Tax Incentives Assisted Growth in Commercial Property Investment
One of the factors identified as having an impact on the increase in investment during 2014 related to the cessation of a Capital Gains Tax (CGT) incentive for property purchased on or before 31st December 2014. The impact of the cessation of this relief is evidence by the €1.55bn invested in Irish real estate in Q4 of 2014, as reported by Jones Lang LaSalle.
Under this relief, if a property was purchased during the relevant period and held for at least 7 years, any capital gain relating to that 7 year period would be fully relieved from Irish CGT. This was as significant incentive given that the current rate of CGT in Ireland is 33%.
Increase in Demand for Property
Our improving economy coupled wtih Foreign Direct Investment (FDI) also enhanced the growth of Ireland’s commercial property sector. As we reported in our recent blog, Ireland Continues To Attract Foreign Direct Investment (FDI), the IDA recorded 197 FDI investment projects during 2014, with 88 of these coming from new investors.
The announcement earlier this year by Apple to invest €850 million in the development of a new data centre in Co. Galway also indicates that further growth from FDI can be expected in future years.
Investment by REIT’s (Real Estate Investment Trusts) also recorded improved results for 2014. Q2 of 2014 saw one of the largest REIT investments at €375 million. The investment, named Project Sapphire, saw Green REIT purchase two office blocks at George’s Quay and George’s Court (Dublin 2) and Westend Retail Park (Dublin 15) from Cosgrave Property Group.
According to SCSI’s data, the total investment return for the Irish property market in 2014 reached 40.1%, which has outperformed both Irish Bonds (23.1%) and Irish Equities (16.9%). Furthermore, according to MSCI, returns from Irish commercial property have also outperformed both the UK (17.9%) and the UK (11.2%).

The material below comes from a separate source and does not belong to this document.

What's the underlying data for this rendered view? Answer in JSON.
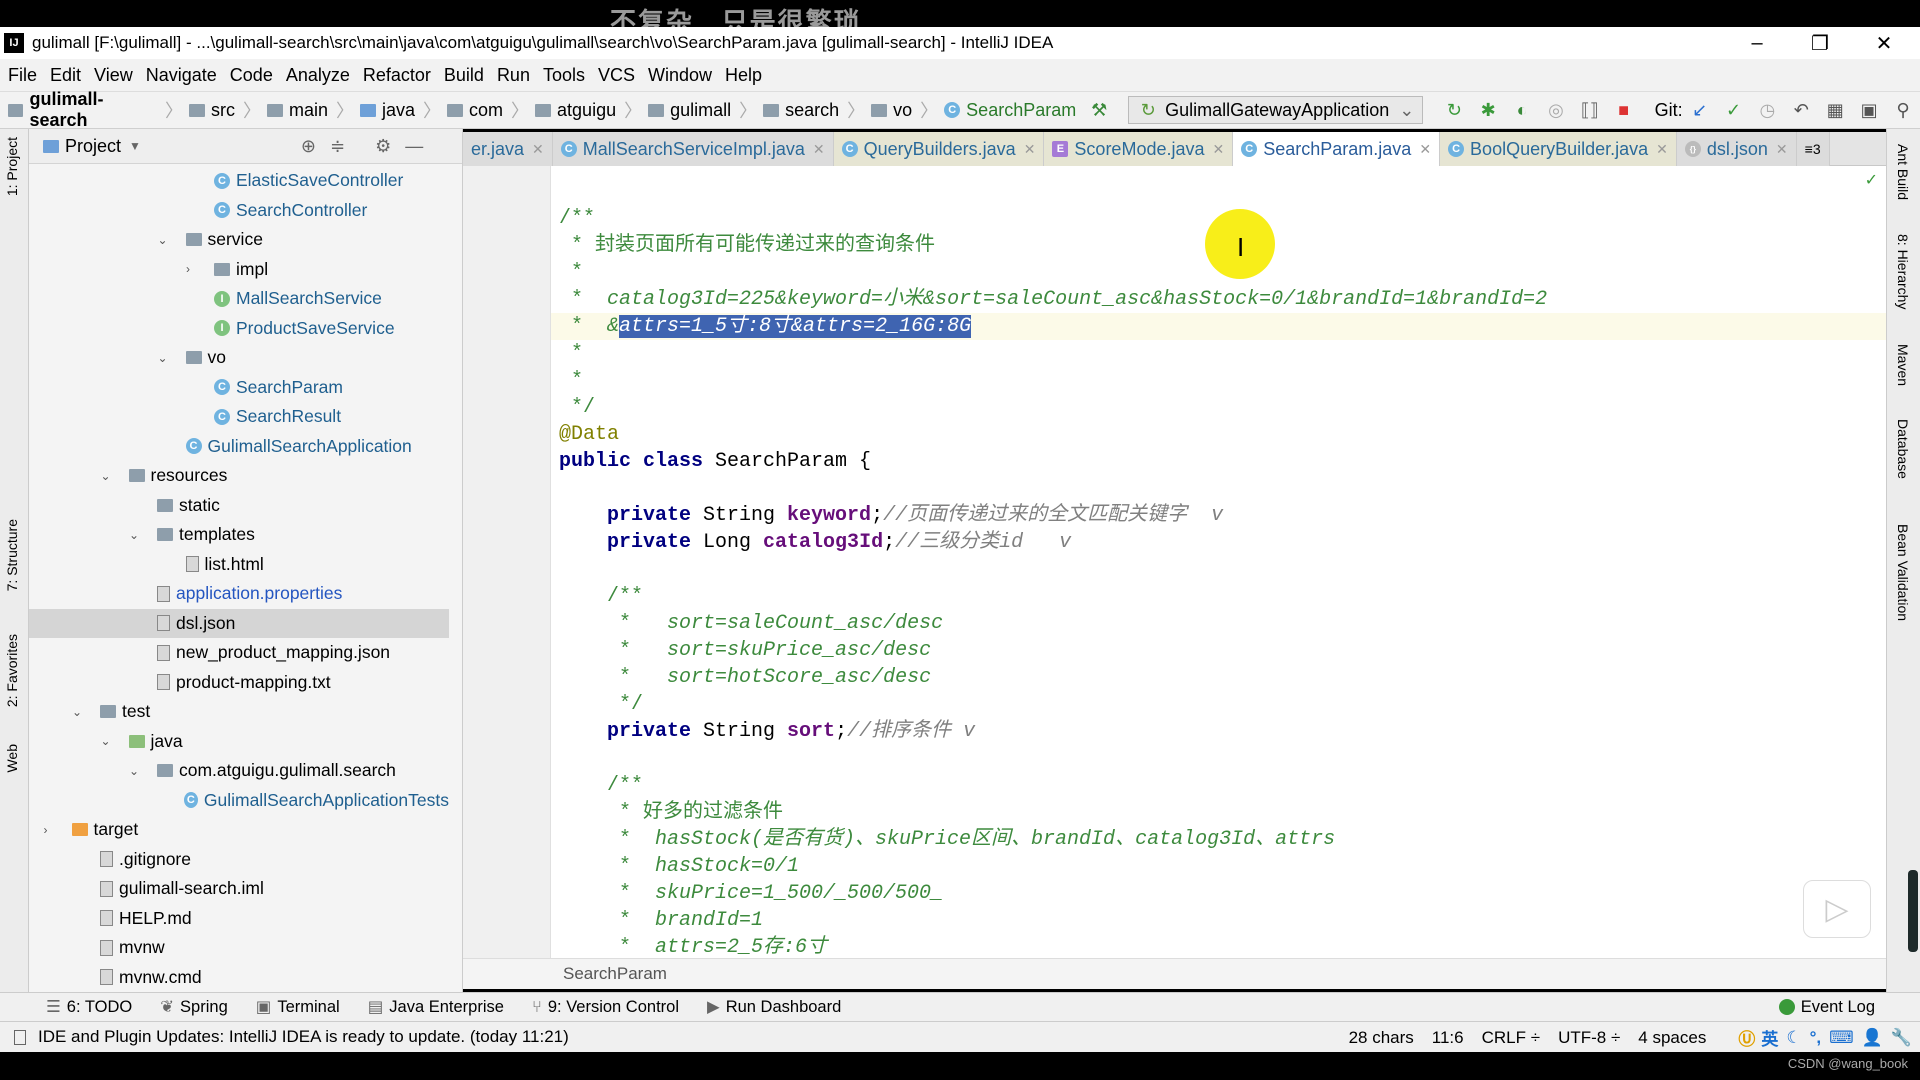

Commercial Property Sector Results
Dublin saw the largest increase in rent for prime “grade A” offices at €452 per square meter, which is an increase of 29% on the 2013 figures. Returns for Irish commercial offices reached 45.3% year on year, compared with 18.3% in 2013. With rental growth in Ireland now firmly established, further growth is expected for 2015 and 2016. However, for such growth to be achieved it is important that Ireland’s Government address the potential lack of supply that may arise if new projects are not commenced in the near future.

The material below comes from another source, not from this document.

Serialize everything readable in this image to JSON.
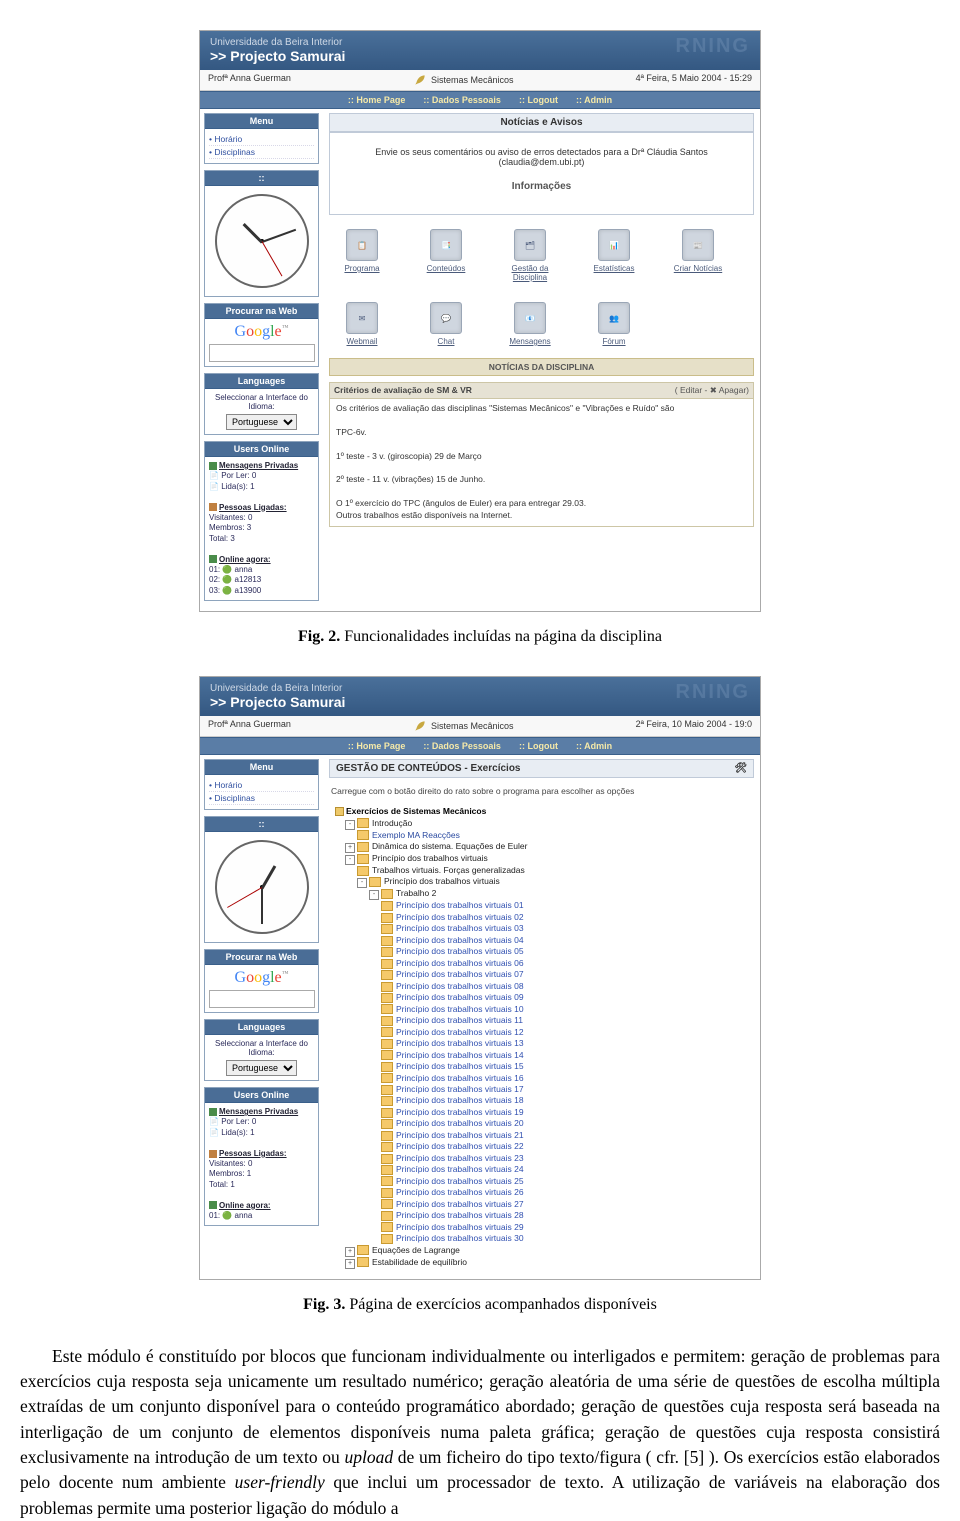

Result for Irish retail property continues in the same manner as offices, with MSCI reporting returns of 34.7% for 2014 as a whole. Prime retail rental in Dublin increased by 11.5%, with further increases of 10% expected for 2015. Connacht and Ulster can expect to see increases of approximately 9% for 2015 with predicted increases for Munster and Leinster of 5.5%
Development Land and Industry
As with office and retail, development land also reported improvements, with Dublin reflecting increases of 34%. Munster and Leinster are showing increases of 24%, with a modest increase for Connacht and Ulster of 4%. Industrial rents in Dublin also reflect an increase of 34%, with rents under 500sqm achieving €82 per sqm.
Future of Irish Commercial Property
The Commercial Property Review and Outlook 2015 Report indicates towards continued growth during 2015 and 2016 for Ireland’s commercial property. While results may not match those achieved in 2014, investment is still expected to reach €3bn in 2015 as a significant volume of assets are still due to be released to the markets by the banks. As mentioned above, there is some level of concern surrounding the potential lack of supply within the commercial property sector. However, measures introduced by the Government in the Planning and Development (No.1) Bill 2014 such as a vacant site levy and the provision of a “use it or lose it” clause for planning permission are expected to assist in increasing construction activity to meet the growing demand for property.